そこで新しい設計思想を取り入れたこれらとの競争力のある車両の開発が急務とされ、JR化後、130km/h運転を前提に設計されいちはやく1988年に導入されたのがこのハイパーサルーンだ。
JR九州としては初の新形式車であるが、JRになってからは間がないため、車両自体の開発計画は国鉄時代末期にまで遡ることができる。
設計には国鉄末期に開発された新しい技術を多く取り入れている。485系と比べると居住性は大幅に改善された。
JRグループとして初の新系列車両ということもあり、登場時は大いに注目を集めた。
のちにハイパーかもめ用の2次車も増備され、90両が出そろった。

アメニティ:☆☆☆
 この車両のアメニティの最大の特徴は、乗降扉とデッキを車体の中央に配置し、各車両の客室を前後に分割していることだ。
他社で同じ構造なのは、JR北海道のキロ改造のキロハ182と、E257系のサロハE257くらいしかない。これが他の一般的な車端部に乗降扉を設ける他の車両との大きな違いだ。
その理由は、1両の客室を2室にすることで、グリーン席と普通席、喫煙席と禁煙席、指定席と自由席とを必要に応じて柔軟に設定できるようにするためだ。
なお、分割した客室は下り方がA室、上り方がB室と呼ばれ、車内放送でもこのように案内されている。この構造のため、揺れの大きい車端部にも座席が設置されているのが難点。
 グリーン車は横3列、1200㎜ピッチ、普通車は960㎜ピッチでフットレストつき。
485系に比べれば格段の差だが、今日では当たり前のアメニティであるといえる。

経済性:☆☆
クロ782はクロハに改造されることが想定された構造になっており、実際B室は普通車化されたクロハ500番台になった。
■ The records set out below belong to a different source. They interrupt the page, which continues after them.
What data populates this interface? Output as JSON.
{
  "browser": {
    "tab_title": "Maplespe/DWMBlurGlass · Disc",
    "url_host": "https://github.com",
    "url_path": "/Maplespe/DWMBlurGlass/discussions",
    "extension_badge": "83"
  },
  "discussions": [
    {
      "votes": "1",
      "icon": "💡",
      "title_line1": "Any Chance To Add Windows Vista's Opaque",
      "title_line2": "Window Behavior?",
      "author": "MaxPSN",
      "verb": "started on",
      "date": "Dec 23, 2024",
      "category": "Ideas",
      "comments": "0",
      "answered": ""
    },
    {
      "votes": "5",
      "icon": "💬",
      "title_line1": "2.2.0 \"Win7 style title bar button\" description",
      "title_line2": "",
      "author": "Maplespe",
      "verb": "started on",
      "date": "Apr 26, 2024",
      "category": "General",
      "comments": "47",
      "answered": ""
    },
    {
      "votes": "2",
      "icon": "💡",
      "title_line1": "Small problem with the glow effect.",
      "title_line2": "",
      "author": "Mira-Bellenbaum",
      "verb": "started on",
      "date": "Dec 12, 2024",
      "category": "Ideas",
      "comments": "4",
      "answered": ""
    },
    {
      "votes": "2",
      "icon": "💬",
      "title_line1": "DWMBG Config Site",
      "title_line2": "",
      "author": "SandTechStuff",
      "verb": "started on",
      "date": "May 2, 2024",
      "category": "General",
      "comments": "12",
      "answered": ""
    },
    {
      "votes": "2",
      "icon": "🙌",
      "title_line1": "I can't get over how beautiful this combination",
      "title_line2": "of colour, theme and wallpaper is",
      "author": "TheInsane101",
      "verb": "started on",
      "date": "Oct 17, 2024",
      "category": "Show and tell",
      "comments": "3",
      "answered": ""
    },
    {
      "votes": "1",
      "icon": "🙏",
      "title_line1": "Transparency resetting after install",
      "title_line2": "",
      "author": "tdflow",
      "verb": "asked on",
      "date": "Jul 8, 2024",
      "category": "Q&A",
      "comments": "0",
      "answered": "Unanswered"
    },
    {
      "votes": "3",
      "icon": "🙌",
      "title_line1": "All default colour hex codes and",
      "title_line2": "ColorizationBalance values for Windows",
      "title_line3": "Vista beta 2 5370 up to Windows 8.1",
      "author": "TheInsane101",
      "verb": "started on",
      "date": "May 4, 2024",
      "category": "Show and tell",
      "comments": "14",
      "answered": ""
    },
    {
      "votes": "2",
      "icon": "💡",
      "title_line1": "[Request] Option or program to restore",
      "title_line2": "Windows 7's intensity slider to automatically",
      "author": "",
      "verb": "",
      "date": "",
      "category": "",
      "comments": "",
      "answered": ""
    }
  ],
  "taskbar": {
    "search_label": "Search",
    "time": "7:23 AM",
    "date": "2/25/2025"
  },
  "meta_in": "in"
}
分割併合運転する現在の運用に即した改造にする時も、サハをクロハにするにあたり、2室に分けられた構造と1M方式が幸いし、搭載機器の最小限の変更で改造がなされている(ただし、クロハ782-407だけは、貫通構造にするため先頭部を付け替えている)。短編成での運用前提に改造をしやすいように初めから作られていた点に先見の明ありと言える。

利便性:☆☆☆
 貫通型先頭車を改造で登場させたことで、分割併合での運行を容易にしたことで、運用効率と利便性は大幅に向上したが、列車固有のゴテゴテとしたロゴを貼ったせいで、他の列車に充当されると誤乗の元となったため☆3つ。

ときめき度:☆☆
 登場時はステンレス無塗装に引き締まったコーポレートカラーの赤のラインが映えた洗練されたデザインが好きだったが、現在のブロック塗装になってからは、ゴテゴテしたケバい感じがぬぐえず、登場時ほどのときめきはない。なんでこうなってしもたんやろ?って感じ。

改善点
 短編成で就役するという本来の目的は達しているものの、ゴテゴテと列車名ロゴがあると、そのほかの列車に運用すると誤乗を気にしなければならなくなるので、元のデザインベースに戻したほうがすっきりすると思うのだが…。後継車両(787系、883系、885系、新幹線)も続々と出てきているわけだし…。